Currently, Bodo supports most RDBMS that work with SQLAlchemy, with a corresponding driver.

Snowflake¶

To read a dataframe from a Snowflake database, users can use pd.read_sql with their Snowflake username and password: pd.read_sql(query,snowflake://<username>:<password>@url).

Prerequisites¶

In order to be able to query Snowflake from Bodo, you will have to install the Snowflake connector. If you're using Bodo in a conda environment:

conda install -c conda-forge snowflake-connector-python

If you've installed Bodo using pip, then you can install the Snowflake connector using pip as well:

pip install snowflake-connector-python

Usage¶

Bodo requires the Snowflake connection string to be passed as an argument to the pd.read_sql function. The complete code looks as follows:

import bodo
import pandas as pd

@bodo.jit(distributed=["df"])
def read_snowflake(db_name, table_name):
    df = pd.read_sql(
            f"SELECT * FROM {table_name}",
            f"snowflake://user:password@url/{db_name}/schema?warehouse=warehouse_name",
        )
    return df
df = read_snowflake(db_name, temp_table_name)

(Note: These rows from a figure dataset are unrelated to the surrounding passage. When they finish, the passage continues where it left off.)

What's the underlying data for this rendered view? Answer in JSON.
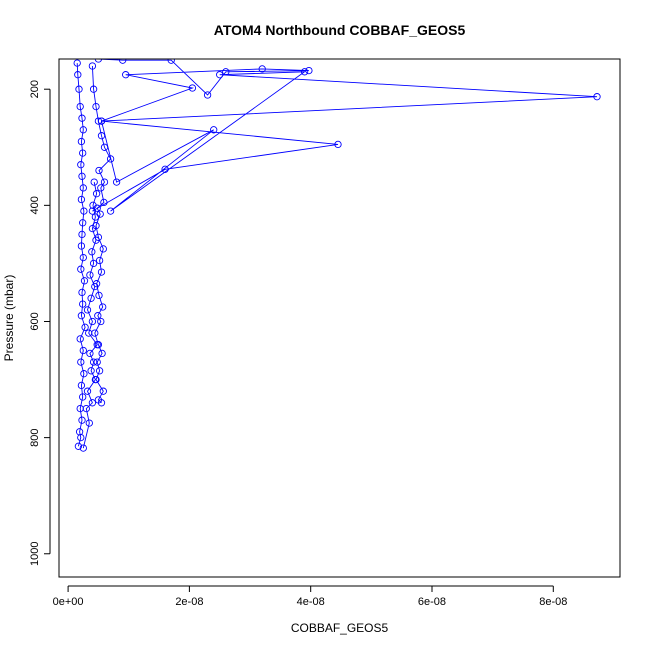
{
  "chart_data": {
    "type": "line",
    "title": "ATOM4 Northbound COBBAF_GEOS5",
    "xlabel": "COBBAF_GEOS5",
    "ylabel": "Pressure (mbar)",
    "xlim": [
      -1.5e-09,
      9.1e-08
    ],
    "ylim": [
      1040,
      148
    ],
    "y_inverted": true,
    "x_ticks": [
      0,
      2e-08,
      4e-08,
      6e-08,
      8e-08
    ],
    "x_tick_labels": [
      "0e+00",
      "2e-08",
      "4e-08",
      "6e-08",
      "8e-08"
    ],
    "y_ticks": [
      200,
      400,
      600,
      800,
      1000
    ],
    "y_tick_labels": [
      "200",
      "400",
      "600",
      "800",
      "1000"
    ],
    "marker": "open-circle",
    "series_color": "#0000ff",
    "grid": false,
    "series": [
      {
        "x": [
          1.7e-09,
          2.1e-09,
          1.9e-09,
          2.3e-09,
          2e-09,
          2.4e-09,
          2.2e-09,
          2.6e-09,
          2.1e-09,
          2.5e-09,
          2e-09,
          2.8e-09,
          2.2e-09,
          2.4e-09,
          2.3e-09,
          2.7e-09,
          2.1e-09,
          2.5e-09,
          2.2e-09,
          2.3e-09,
          2.4e-09,
          2.6e-09,
          2.2e-09,
          2.5e-09,
          2.3e-09,
          2.1e-09,
          2.4e-09,
          2.2e-09,
          2.5e-09,
          2.3e-09,
          2e-09,
          1.8e-09,
          1.6e-09,
          1.5e-09
        ],
        "y": [
          815,
          800,
          790,
          770,
          750,
          730,
          710,
          690,
          670,
          650,
          630,
          610,
          590,
          570,
          550,
          530,
          510,
          490,
          470,
          450,
          430,
          410,
          390,
          370,
          350,
          330,
          310,
          290,
          270,
          250,
          230,
          200,
          175,
          155
        ]
      },
      {
        "x": [
          2.5e-09,
          3.5e-09,
          3e-09,
          4e-09,
          3.2e-09,
          4.5e-09,
          3.8e-09,
          4.2e-09,
          3.6e-09,
          4.8e-09,
          3.4e-09,
          4e-09,
          3.2e-09,
          3.8e-09,
          4.4e-09,
          3.6e-09,
          4.2e-09,
          3.9e-09,
          4.6e-09,
          4e-09,
          4.5e-09,
          4.1e-09,
          4.7e-09,
          4.3e-09
        ],
        "y": [
          818,
          775,
          750,
          740,
          720,
          700,
          685,
          670,
          655,
          640,
          620,
          600,
          580,
          560,
          540,
          520,
          500,
          480,
          460,
          440,
          420,
          400,
          380,
          360
        ]
      },
      {
        "x": [
          5.5e-09,
          5e-09,
          5.8e-09,
          4.6e-09,
          5.2e-09,
          4.8e-09,
          5.6e-09,
          5e-09,
          4.4e-09,
          5.4e-09,
          4.9e-09,
          5.7e-09,
          5.1e-09,
          4.7e-09,
          5.5e-09,
          5.2e-09,
          5.8e-09,
          5e-09,
          4.6e-09,
          5.3e-09,
          4.8e-09,
          5.9e-09,
          5.4e-09,
          6e-09,
          5.1e-09,
          7e-09,
          6e-09,
          5.5e-09,
          5e-09,
          4.6e-09,
          4.2e-09,
          4e-09
        ],
        "y": [
          740,
          735,
          720,
          700,
          685,
          670,
          655,
          640,
          620,
          600,
          590,
          575,
          555,
          535,
          515,
          495,
          475,
          455,
          435,
          415,
          405,
          395,
          370,
          360,
          340,
          320,
          300,
          280,
          255,
          230,
          200,
          160
        ]
      },
      {
        "x": [
          4e-09,
          1.6e-08,
          4.45e-08,
          5.5e-09,
          8e-09,
          2.4e-08,
          7e-09,
          3.9e-08,
          2.5e-08,
          8.72e-08,
          5.5e-09,
          2.05e-08,
          9.5e-09,
          3.2e-08,
          3.97e-08,
          2.6e-08,
          2.3e-08,
          1.7e-08,
          9e-09,
          5e-09
        ],
        "y": [
          410,
          338,
          295,
          255,
          360,
          270,
          410,
          170,
          175,
          213,
          255,
          198,
          175,
          165,
          168,
          170,
          210,
          150,
          150,
          148
        ]
      }
    ]
  }
}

We can use the pd.to_sql method to persist a dataframe to a Snowflake table:

df.to_sql('<table_name>',f"snowflake://<username>:<password>@url/<db_name>/public?warehouse=XL_WH",schema="<schema>",if_exists="append",index=False)

Note

index=False is required as Snowflake does not support indexes.
if_exists=append is needed if the table already exists in snowflake.